To assess whether ETRs vary across industries, we estimate equation (1) using industry groupings. We form the industries using two-digit NAICS codes and the 2003-2007 sample with total income tax expense in the numerator. We group two-digit codes to ensure that each reported industry has at least 900 firm-years. All observations are included in the regressions, but only cells with twenty or more observations are reported. Manufacturers comprise 49% of the firm-years.
Note what they are doing. A comparison between domestic and multinational corporations across countries within the same industry. For mining, to take one example, Australian domestic and multinationals don’t have a statistically significant difference, but UK multinationals do. Or we can compare across countries. Given firm characteristics Australian mining firms have the same effective tax rates as do Canadian firms. And so on. It seems that the table is best interpreted up and down the columns and not across the rows. Across the rows are results from different regressions and the results should not really be compared to each other. Markle and Shackelford do not test to see if the estimates are statistically different across the rows so we can’t really know if they are or are not. When looking across the rows we are not comparing apples with apples. Given the difference in firm characteristics across industries do we expect all firms to have the same effective tax rate? I would think not. (It is true that Markle and Shackelford do comment briefly on the variatuon across industries within the US, but they don’t make much of that issue). In order to test whether the different industries have significantly different effective marginal tax rates Markle and Shackelford would have to re-estimate their equation and interact the country and industry variables. I don’t know if they have done that exercise but they certainly do not report the results of an exercise like that in their paper.
The Henry Report shows this table based on the Markle and Shackelford industry analysis.
To make the argument that the Henry Review does, and Gillard and Swan have repeated, we would need to see tests of statistical significance across the industries – something that Markle and Shackelford do not do.

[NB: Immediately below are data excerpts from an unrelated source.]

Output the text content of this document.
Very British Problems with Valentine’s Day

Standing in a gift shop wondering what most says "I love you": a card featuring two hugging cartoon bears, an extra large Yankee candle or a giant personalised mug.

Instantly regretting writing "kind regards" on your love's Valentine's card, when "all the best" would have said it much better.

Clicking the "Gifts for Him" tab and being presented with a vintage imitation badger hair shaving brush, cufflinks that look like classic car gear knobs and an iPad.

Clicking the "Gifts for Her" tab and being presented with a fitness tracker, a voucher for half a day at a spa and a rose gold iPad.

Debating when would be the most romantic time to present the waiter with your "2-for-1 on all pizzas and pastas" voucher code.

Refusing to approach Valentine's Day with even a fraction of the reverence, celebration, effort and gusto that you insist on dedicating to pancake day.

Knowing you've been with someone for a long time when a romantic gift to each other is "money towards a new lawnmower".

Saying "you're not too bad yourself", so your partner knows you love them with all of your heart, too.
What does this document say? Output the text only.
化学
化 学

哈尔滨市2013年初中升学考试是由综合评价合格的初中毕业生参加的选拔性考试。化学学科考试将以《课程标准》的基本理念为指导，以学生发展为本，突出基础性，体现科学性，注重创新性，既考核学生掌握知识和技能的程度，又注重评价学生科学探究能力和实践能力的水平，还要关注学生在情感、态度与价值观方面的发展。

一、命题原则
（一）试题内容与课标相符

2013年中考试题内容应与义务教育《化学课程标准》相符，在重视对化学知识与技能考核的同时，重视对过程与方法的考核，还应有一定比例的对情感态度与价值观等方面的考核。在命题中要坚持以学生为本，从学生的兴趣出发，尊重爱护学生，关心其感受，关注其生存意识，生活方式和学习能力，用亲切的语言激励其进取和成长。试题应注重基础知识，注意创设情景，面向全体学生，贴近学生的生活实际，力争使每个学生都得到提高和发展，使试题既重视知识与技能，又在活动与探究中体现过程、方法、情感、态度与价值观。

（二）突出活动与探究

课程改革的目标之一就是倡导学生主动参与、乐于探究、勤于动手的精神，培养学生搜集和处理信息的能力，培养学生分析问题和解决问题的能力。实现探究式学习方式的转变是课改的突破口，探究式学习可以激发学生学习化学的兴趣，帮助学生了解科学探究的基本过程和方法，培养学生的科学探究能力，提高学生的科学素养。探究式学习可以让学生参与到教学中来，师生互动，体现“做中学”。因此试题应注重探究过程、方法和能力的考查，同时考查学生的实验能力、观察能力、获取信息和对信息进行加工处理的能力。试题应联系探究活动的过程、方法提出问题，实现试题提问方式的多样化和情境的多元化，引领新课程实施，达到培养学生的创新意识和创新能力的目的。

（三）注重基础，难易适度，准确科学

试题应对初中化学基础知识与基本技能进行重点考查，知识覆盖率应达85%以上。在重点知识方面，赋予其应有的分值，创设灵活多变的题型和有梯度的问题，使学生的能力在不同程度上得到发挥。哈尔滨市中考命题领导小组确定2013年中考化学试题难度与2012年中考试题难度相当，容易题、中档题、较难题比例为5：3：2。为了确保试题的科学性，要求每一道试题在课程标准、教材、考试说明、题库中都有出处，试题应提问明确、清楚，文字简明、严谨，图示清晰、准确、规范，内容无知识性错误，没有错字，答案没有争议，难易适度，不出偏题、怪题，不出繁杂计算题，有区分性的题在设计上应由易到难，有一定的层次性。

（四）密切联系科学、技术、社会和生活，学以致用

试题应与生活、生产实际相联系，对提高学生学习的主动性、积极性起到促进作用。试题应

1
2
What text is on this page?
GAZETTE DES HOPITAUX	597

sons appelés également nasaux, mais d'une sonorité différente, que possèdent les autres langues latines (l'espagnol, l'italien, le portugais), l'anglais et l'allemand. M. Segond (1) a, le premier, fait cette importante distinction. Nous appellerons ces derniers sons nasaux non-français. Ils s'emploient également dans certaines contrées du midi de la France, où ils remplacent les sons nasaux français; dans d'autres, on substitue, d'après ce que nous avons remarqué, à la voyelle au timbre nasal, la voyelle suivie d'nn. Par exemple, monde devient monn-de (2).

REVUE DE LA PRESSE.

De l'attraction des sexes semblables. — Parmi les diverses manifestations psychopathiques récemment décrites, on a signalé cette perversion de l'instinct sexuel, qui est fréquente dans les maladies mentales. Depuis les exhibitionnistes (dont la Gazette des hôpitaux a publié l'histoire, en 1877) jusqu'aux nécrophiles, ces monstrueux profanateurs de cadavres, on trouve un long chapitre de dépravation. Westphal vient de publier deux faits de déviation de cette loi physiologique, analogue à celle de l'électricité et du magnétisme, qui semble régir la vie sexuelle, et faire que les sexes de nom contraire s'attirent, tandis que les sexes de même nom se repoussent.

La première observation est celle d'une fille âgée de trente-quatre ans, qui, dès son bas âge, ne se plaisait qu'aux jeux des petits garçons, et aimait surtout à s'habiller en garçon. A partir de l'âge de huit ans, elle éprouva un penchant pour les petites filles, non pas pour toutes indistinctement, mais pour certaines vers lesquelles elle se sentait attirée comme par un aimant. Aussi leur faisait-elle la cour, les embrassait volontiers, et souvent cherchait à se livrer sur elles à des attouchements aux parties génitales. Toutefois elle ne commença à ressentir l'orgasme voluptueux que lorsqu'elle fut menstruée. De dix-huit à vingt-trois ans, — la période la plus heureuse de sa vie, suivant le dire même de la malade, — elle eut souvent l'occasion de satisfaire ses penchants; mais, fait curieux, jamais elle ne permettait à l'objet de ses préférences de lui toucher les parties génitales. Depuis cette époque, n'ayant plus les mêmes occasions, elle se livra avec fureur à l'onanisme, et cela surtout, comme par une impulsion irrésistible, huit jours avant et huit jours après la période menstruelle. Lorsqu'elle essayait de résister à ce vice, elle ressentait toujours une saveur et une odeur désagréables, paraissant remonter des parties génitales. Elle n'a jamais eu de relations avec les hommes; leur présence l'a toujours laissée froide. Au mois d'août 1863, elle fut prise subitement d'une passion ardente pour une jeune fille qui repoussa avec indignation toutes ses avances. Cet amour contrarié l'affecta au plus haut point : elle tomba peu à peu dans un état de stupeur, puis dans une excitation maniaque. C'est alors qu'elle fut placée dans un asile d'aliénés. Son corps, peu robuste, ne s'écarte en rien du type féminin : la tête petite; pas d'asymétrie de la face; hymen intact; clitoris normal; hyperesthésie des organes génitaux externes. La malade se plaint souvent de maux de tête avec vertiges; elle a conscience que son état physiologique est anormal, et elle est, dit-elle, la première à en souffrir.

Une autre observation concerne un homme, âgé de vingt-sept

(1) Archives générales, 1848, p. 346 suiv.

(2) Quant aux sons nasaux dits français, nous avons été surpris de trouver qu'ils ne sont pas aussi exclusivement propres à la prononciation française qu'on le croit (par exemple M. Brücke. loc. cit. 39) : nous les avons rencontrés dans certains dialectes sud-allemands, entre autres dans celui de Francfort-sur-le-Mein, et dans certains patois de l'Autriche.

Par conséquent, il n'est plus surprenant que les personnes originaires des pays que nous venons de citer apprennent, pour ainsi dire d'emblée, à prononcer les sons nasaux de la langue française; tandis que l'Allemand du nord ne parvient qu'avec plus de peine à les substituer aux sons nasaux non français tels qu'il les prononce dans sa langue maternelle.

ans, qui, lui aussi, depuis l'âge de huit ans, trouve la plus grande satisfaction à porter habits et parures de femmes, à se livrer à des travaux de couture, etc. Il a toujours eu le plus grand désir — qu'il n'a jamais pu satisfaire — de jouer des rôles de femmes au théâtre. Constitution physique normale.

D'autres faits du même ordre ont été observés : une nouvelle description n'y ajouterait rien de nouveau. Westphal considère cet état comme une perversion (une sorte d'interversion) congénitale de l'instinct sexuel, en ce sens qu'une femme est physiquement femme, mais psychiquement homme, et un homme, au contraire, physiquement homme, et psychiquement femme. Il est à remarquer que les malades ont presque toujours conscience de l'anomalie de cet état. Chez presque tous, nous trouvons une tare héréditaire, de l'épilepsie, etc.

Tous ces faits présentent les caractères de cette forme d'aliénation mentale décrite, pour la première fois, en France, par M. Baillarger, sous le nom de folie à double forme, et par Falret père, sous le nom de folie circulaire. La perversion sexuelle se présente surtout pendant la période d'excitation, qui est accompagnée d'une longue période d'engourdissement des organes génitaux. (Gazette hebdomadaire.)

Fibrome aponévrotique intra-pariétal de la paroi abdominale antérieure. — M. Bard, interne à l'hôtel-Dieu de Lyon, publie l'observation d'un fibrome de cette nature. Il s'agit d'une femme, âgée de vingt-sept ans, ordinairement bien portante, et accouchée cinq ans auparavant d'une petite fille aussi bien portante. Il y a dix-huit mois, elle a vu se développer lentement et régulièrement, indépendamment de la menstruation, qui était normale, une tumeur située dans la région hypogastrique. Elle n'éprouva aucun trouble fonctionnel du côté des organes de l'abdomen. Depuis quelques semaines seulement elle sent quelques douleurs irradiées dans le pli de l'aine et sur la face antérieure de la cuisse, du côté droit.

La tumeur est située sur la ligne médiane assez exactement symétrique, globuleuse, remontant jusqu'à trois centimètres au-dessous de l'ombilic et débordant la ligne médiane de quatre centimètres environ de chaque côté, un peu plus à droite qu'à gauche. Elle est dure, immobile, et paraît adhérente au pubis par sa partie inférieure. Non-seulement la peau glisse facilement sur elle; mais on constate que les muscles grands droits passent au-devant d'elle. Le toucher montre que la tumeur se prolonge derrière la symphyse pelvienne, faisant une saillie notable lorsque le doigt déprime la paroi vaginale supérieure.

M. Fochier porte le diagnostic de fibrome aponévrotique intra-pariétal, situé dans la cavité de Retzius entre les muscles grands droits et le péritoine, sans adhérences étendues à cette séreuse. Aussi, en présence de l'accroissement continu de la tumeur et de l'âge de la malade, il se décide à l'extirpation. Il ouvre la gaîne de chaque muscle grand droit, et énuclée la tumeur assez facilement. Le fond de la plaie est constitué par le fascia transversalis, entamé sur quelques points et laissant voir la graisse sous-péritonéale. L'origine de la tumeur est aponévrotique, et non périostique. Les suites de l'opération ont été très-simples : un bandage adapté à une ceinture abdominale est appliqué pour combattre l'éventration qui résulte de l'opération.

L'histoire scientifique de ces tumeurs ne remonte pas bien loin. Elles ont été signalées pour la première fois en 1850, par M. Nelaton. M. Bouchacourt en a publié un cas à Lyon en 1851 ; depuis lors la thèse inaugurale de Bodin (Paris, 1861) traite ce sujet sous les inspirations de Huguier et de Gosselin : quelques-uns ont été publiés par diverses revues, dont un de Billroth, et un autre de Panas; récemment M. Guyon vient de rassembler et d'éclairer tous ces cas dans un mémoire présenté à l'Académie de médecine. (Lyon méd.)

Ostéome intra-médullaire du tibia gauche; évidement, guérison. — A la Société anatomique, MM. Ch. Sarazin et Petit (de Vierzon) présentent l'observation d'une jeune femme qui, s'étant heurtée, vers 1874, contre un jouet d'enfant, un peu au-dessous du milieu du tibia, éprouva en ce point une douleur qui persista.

Rather they present tests of statistical significance across domestic and multinational firms. The evidence does not support the argument the Henry Report, Gillard and Swan have made. It is unclear what the Henry Report means when it says, ‘Their country-specific estimates show significant variation in effective tax rates across sectors’ (emphasis added). There are no tests of statistical significance in the Markle and Shackelford paper to support that statement.